Ten, Nine, Eight by Molly Bang

Ten, Nine, Eight by Molly Bang


Publishing: Greenwillow, New York, 1983

Awards: Caldecott Honor

Description: A countdown to bedtime, from 10 toes, 9 soft friends, 8 windowpanes, all the way down to one big girl all ready for bed. A big colored number dons each verso, with an illustration on the accompanying recto.

Programming: A book for nighttime, or nap time. Have students write about their night-time routines. Maybe have a show and tell with special bedtime objects: stuffed animals, blankets, etc. Or, good for a pajama day at school.

The Grey Lady and the Strawberry Snatcher by Molly Bang

The Grey Lady and the Strawberry Snatcher by Molly Bang


Publishing: Four Winds Press, New York, 1980

Awards: 1981 Caldecott Honor

Description: An older lady in all grey goes to the market to buy some strawberries. A blue lady? creature? tries to follow her and steal the strawberries. After several near-misses and failed attempts, the lady finally blends into some all-grey surrounding and manages to shake the blue person, who has discovered a different kind of berry growing wild to eat instead.

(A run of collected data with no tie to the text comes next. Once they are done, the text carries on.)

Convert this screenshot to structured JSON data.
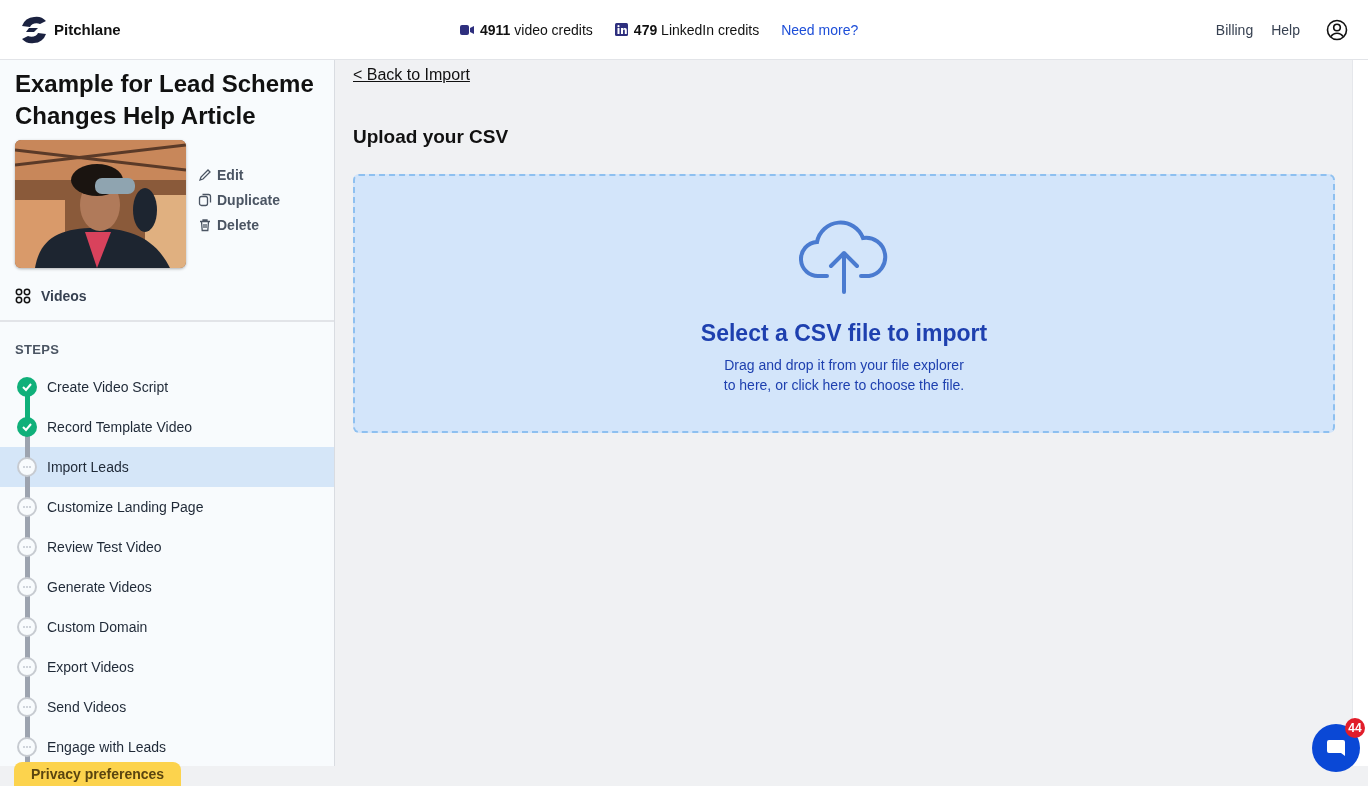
{
  "header": {
    "brand": "Pitchlane",
    "credits": [
      {
        "kind": "video",
        "count": "4911",
        "label": "video credits"
      },
      {
        "kind": "linkedin",
        "count": "479",
        "label": "LinkedIn credits"
      }
    ],
    "need_more": "Need more?",
    "nav": [
      "Billing",
      "Help"
    ]
  },
  "sidebar": {
    "title": "Example for Lead Scheme Changes Help Article",
    "actions": [
      {
        "kind": "edit",
        "label": "Edit"
      },
      {
        "kind": "duplicate",
        "label": "Duplicate"
      },
      {
        "kind": "delete",
        "label": "Delete"
      }
    ],
    "videos_link": "Videos",
    "steps_heading": "STEPS",
    "steps": [
      {
        "label": "Create Video Script",
        "done": true,
        "selected": false
      },
      {
        "label": "Record Template Video",
        "done": true,
        "selected": false
      },
      {
        "label": "Import Leads",
        "done": false,
        "selected": true
      },
      {
        "label": "Customize Landing Page",
        "done": false,
        "selected": false
      },
      {
        "label": "Review Test Video",
        "done": false,
        "selected": false
      },
      {
        "label": "Generate Videos",
        "done": false,
        "selected": false
      },
      {
        "label": "Custom Domain",
        "done": false,
        "selected": false
      },
      {
        "label": "Export Videos",
        "done": false,
        "selected": false
      },
      {
        "label": "Send Videos",
        "done": false,
        "selected": false
      },
      {
        "label": "Engage with Leads",
        "done": false,
        "selected": false
      }
    ]
  },
  "main": {
    "back_link": "< Back to Import",
    "heading": "Upload your CSV",
    "dropzone": {
      "title": "Select a CSV file to import",
      "hint_lines": [
        "Drag and drop it from your file explorer",
        "to here, or click here to choose the file."
      ]
    }
  },
  "privacy_button": "Privacy preferences",
  "chat": {
    "badge": "44"
  }
}
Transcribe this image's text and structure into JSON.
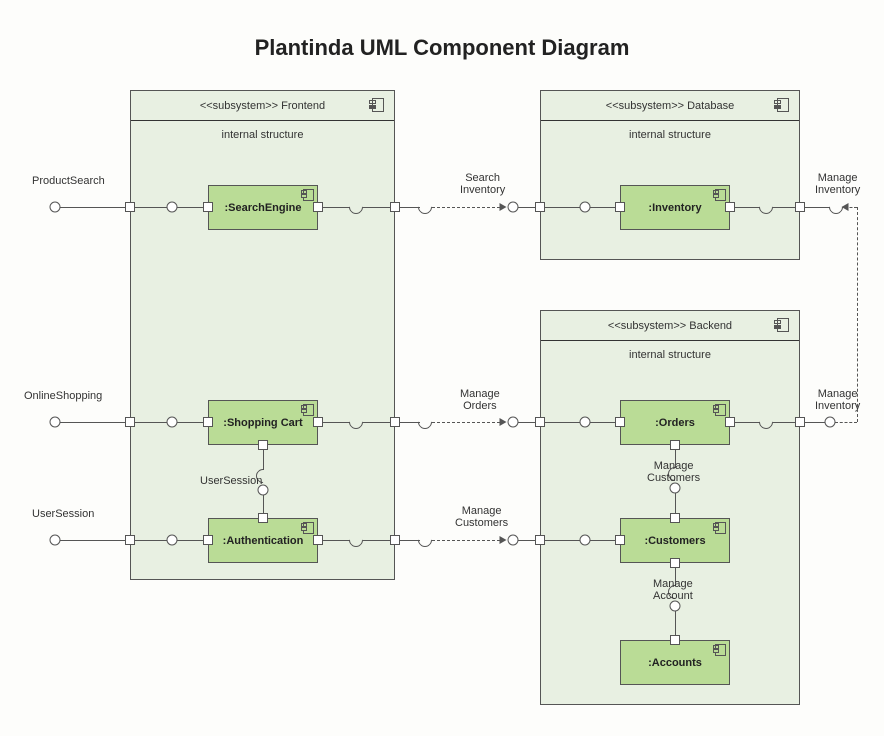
{
  "title": "Plantinda UML Component Diagram",
  "subsystems": {
    "frontend": {
      "stereotype": "<<subsystem>> Frontend",
      "sub": "internal structure"
    },
    "database": {
      "stereotype": "<<subsystem>> Database",
      "sub": "internal structure"
    },
    "backend": {
      "stereotype": "<<subsystem>> Backend",
      "sub": "internal structure"
    }
  },
  "components": {
    "searchEngine": ":SearchEngine",
    "shoppingCart": ":Shopping Cart",
    "authentication": ":Authentication",
    "inventory": ":Inventory",
    "orders": ":Orders",
    "customers": ":Customers",
    "accounts": ":Accounts"
  },
  "interfaces": {
    "productSearch": "ProductSearch",
    "onlineShopping": "OnlineShopping",
    "userSession": "UserSession",
    "userSessionInt": "UserSession",
    "searchInventory": "Search\nInventory",
    "manageInventoryDB": "Manage\nInventory",
    "manageOrders": "Manage\nOrders",
    "manageCustomers": "Manage\nCustomers",
    "manageCustomersInt": "Manage\nCustomers",
    "manageAccount": "Manage\nAccount",
    "manageInventoryBE": "Manage\nInventory"
  }
}
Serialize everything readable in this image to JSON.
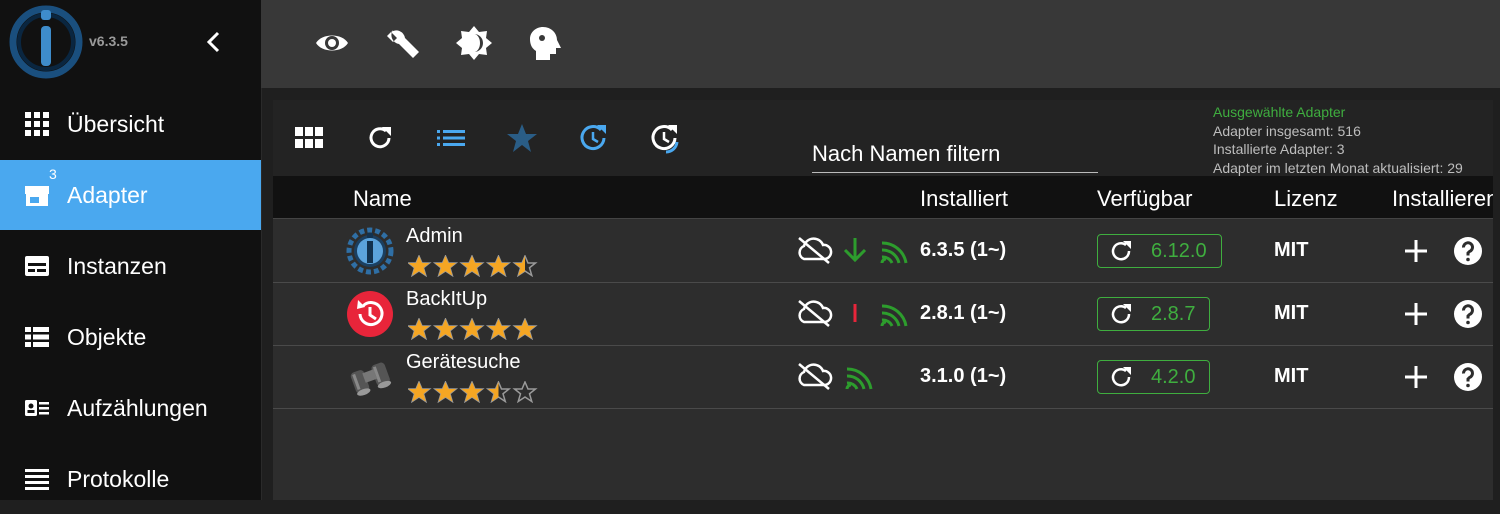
{
  "app": {
    "version": "v6.3.5"
  },
  "sidebar": {
    "items": [
      {
        "label": "Übersicht",
        "icon": "grid-icon"
      },
      {
        "label": "Adapter",
        "icon": "store-icon",
        "badge": "3",
        "active": true
      },
      {
        "label": "Instanzen",
        "icon": "instances-icon"
      },
      {
        "label": "Objekte",
        "icon": "list-icon"
      },
      {
        "label": "Aufzählungen",
        "icon": "id-card-icon"
      },
      {
        "label": "Protokolle",
        "icon": "menu-lines-icon"
      }
    ]
  },
  "topbar": {
    "icons": [
      "eye-icon",
      "wrench-icon",
      "brightness-icon",
      "expert-mode-icon"
    ]
  },
  "toolbar": {
    "icons": [
      "tile-view-icon",
      "refresh-icon",
      "list-view-icon",
      "star-icon",
      "update-icon",
      "update-all-icon"
    ],
    "filter_placeholder": "Nach Namen filtern"
  },
  "stats": {
    "selected": "Ausgewählte Adapter",
    "total": "Adapter insgesamt: 516",
    "installed": "Installierte Adapter: 3",
    "updated_last_month": "Adapter im letzten Monat aktualisiert: 29"
  },
  "table": {
    "headers": {
      "name": "Name",
      "installed": "Installiert",
      "available": "Verfügbar",
      "license": "Lizenz",
      "install": "Installieren"
    },
    "rows": [
      {
        "name": "Admin",
        "rating": 4.5,
        "installed": "6.3.5 (1~)",
        "available": "6.12.0",
        "license": "MIT",
        "icon": "admin-logo-icon"
      },
      {
        "name": "BackItUp",
        "rating": 5,
        "installed": "2.8.1 (1~)",
        "available": "2.8.7",
        "license": "MIT",
        "icon": "backitup-logo-icon"
      },
      {
        "name": "Gerätesuche",
        "rating": 3.5,
        "installed": "3.1.0 (1~)",
        "available": "4.2.0",
        "license": "MIT",
        "icon": "binoculars-icon"
      }
    ]
  },
  "colors": {
    "accent": "#4aa8ef",
    "green": "#3fae3f",
    "star": "#f5a623",
    "red": "#e8253a"
  }
}
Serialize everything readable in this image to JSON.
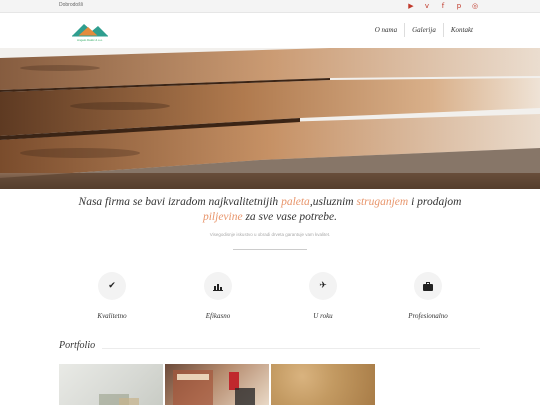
{
  "topbar": {
    "welcome": "Dobrodošli",
    "social_icons": [
      "youtube-icon",
      "vimeo-icon",
      "facebook-icon",
      "pinterest-icon",
      "instagram-icon"
    ],
    "social_color": "#c0392b"
  },
  "header": {
    "logo_text": "Angelo Dekic d.o.o.",
    "nav": [
      "O nama",
      "Galerija",
      "Kontakt"
    ]
  },
  "intro": {
    "line1_before": "Nasa firma se bavi izradom najkvalitetnijih ",
    "line1_hl1": "paleta",
    "line1_mid": ",usluznim ",
    "line1_hl2": "struganjem",
    "line1_after": " i prodajom",
    "line2_hl": "piljevine",
    "line2_after": " za sve vase potrebe.",
    "highlight_color": "#e8956b",
    "subtext": "Visegodisnje iskustvo u obradi drveta garantuje vam kvalitet."
  },
  "features": [
    {
      "label": "Kvalitetno",
      "icon": "checkmark-icon"
    },
    {
      "label": "Efikasno",
      "icon": "bar-chart-icon"
    },
    {
      "label": "U roku",
      "icon": "plane-icon"
    },
    {
      "label": "Profesionalno",
      "icon": "briefcase-icon"
    }
  ],
  "portfolio": {
    "title": "Portfolio"
  }
}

Programming: Have younger students narrate the story from the pictures, have older students analyze the fantastical elements, use of negative space as part of the lady’s character, and how the emotion is conveyed through the illustrations only.

When Sophie Gets Angry-Really, Really Angry by Molly Bang,

When Sophie Gets Angry-Really, Really Angry by Molly Bang,


Publishing: The Blue Sky Press, New York, 1999.

Awards: Caldecott Honor Book

Description: Sophie’s sister abruptly takes a turn with the gorilla that Sophie was playing with, causing her to fall over her toy truck. She gets angry-really, really angry-and after throwing a small tantrum, she runs as fast and as far away as she can. Then she cries, and eventually the sounds and sights of nature soothe her until she is not angry anymore.

Programming: I would start by discussing with students a time when they felt really, really angry. I might ask them to describe what they did or how it felt. After reading, I would discuss the imagery presented in the book (Sophie as a volcano, for instance), defining imagery and showing some other examples. The class might also discuss whether Sophie handled her anger well, and could brainstorm healthy ways of dealing with anger.